Re: [PATCH 3/4] mce/copyin: fix to not SIGBUS when copying from user hits poison

From: Jue Wang
Date: Wed Apr 14 2021 - 01:47:44 EST


On Tue, 13 Apr 2021 12:07:22 +0200, Petkov, Borislav wrote:

>> KVM apparently passes a machine check into the guest.

> Ah, there it is:

> static void kvm_send_hwpoison_signal(unsigned long address, struct task_struct *tsk)
> {
> send_sig_mceerr(BUS_MCEERR_AR, (void __user *)address, PAGE_SHIFT, tsk);
> }

This path is when EPT #PF finds accesses to a hwpoisoned page and
sends SIGBUS to user space (KVM exits into user space) with the same
semantic as if regular #PF found access to a hwpoisoned page.

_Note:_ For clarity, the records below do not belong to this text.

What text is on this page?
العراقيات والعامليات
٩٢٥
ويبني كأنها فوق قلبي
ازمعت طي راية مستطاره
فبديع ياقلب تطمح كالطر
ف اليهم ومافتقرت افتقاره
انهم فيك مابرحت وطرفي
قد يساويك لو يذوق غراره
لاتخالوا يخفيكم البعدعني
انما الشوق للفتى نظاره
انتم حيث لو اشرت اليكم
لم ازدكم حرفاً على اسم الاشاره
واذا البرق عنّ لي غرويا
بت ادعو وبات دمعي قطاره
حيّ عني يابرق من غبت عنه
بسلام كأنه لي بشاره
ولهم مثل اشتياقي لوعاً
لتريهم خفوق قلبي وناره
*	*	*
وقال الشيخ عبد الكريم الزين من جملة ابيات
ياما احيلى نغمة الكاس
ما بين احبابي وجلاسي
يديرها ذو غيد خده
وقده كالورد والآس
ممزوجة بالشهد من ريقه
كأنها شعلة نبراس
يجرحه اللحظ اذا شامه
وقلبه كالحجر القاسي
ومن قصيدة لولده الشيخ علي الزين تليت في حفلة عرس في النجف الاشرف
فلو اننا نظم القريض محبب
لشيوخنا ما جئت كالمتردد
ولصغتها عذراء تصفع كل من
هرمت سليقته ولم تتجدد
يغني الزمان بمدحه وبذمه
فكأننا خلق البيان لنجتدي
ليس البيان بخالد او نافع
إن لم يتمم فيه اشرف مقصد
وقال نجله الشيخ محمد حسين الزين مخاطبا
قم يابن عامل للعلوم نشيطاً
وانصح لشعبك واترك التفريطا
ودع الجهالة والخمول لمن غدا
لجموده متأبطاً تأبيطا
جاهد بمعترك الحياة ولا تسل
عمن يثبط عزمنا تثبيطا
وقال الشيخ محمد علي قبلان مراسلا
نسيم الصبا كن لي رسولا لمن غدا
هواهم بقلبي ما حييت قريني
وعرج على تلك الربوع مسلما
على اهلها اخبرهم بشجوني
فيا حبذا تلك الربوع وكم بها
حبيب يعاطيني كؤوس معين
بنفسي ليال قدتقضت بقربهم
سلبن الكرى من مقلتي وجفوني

The KVM_X86_SET_MCE ioctl actually injects a machine check into the guest.

We are in process to launch a product with MCE recovery capability in
a KVM based virtualization product and plan to expand the scope of the
application of it in the near future.

> So what I'm missing with all this fun is, yeah, sure, we have this
> facility out there but who's using it? Is anyone even using it at all?

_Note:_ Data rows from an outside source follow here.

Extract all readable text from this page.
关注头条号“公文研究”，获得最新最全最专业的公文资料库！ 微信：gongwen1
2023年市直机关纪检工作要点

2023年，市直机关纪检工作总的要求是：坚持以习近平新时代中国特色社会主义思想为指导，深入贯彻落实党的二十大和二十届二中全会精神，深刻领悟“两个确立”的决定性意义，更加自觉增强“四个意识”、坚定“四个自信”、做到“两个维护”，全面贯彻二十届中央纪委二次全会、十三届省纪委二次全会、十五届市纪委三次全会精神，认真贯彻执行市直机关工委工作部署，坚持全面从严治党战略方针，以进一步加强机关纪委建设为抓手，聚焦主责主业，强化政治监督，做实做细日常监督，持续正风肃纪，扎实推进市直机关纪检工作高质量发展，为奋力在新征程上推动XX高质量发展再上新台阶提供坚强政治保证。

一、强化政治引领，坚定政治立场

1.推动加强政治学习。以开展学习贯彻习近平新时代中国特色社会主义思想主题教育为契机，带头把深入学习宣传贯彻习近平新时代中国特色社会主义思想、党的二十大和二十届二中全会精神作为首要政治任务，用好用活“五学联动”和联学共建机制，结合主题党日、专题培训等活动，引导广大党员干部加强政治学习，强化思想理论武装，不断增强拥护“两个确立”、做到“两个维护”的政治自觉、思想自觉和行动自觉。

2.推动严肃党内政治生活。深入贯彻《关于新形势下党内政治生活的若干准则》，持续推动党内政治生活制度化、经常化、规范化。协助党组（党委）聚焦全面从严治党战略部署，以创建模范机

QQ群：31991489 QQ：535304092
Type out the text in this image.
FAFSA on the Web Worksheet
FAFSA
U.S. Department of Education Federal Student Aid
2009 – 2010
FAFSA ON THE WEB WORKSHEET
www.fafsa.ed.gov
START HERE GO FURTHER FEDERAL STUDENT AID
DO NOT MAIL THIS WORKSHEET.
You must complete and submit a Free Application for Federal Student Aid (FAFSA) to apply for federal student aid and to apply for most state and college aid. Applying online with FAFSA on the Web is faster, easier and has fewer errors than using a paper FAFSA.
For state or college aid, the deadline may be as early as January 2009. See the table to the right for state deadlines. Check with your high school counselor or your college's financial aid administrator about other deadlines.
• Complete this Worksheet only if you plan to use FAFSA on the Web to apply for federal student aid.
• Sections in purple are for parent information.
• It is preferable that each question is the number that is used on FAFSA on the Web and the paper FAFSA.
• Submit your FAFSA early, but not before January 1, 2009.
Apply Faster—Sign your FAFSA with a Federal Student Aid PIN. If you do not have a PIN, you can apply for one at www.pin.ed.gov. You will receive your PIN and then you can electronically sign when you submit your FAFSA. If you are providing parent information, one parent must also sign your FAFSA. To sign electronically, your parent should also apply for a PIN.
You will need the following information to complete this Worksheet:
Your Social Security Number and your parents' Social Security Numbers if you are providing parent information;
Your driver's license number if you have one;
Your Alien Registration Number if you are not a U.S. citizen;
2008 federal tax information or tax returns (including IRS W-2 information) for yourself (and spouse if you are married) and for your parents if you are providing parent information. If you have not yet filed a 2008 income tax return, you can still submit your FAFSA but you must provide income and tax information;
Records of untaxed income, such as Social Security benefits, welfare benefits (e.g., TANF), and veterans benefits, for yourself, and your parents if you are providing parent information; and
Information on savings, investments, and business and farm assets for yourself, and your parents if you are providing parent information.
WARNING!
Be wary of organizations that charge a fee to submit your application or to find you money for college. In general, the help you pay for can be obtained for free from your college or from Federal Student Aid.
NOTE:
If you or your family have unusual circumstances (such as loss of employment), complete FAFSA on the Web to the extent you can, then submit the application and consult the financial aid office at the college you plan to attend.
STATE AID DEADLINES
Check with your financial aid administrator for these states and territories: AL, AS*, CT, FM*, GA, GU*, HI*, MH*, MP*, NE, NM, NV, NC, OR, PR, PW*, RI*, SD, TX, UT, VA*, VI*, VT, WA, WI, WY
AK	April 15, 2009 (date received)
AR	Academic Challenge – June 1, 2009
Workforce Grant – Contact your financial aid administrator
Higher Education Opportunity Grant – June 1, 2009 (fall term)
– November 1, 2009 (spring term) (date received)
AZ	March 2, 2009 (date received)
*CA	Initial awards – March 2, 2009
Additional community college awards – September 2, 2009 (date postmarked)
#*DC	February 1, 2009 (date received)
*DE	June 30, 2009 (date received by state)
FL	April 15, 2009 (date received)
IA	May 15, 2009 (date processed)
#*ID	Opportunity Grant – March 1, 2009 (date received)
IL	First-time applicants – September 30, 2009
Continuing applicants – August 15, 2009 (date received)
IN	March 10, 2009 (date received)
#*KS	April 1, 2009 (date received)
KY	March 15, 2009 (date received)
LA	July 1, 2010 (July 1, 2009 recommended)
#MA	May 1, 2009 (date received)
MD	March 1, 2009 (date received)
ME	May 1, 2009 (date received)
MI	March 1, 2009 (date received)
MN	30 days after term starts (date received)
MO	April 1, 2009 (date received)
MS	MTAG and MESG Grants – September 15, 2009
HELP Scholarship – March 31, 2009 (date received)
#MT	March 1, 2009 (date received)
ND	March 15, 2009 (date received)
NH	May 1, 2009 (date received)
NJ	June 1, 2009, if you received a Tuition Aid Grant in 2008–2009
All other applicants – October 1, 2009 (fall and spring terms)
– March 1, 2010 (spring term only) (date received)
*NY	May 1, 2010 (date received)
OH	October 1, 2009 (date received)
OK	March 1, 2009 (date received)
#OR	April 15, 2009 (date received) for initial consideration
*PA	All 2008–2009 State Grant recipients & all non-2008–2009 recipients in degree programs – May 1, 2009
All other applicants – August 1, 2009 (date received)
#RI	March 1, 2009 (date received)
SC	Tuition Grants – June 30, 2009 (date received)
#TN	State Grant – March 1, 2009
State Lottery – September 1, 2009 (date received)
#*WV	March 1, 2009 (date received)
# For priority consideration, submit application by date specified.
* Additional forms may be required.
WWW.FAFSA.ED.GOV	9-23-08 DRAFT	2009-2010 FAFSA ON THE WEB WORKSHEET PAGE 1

The in-memory database and analytical domain are definitely using it.
A couple examples:
SAP HANA - as we've tested and planned to launch as a strategic
enterprise use case with MCE recovery capability in our product
SQL server - https://support.microsoft.com/en-us/help/2967651/inf-sql-server-may-display-memory-corruption-and-recovery-errors


Cheers,
-Jue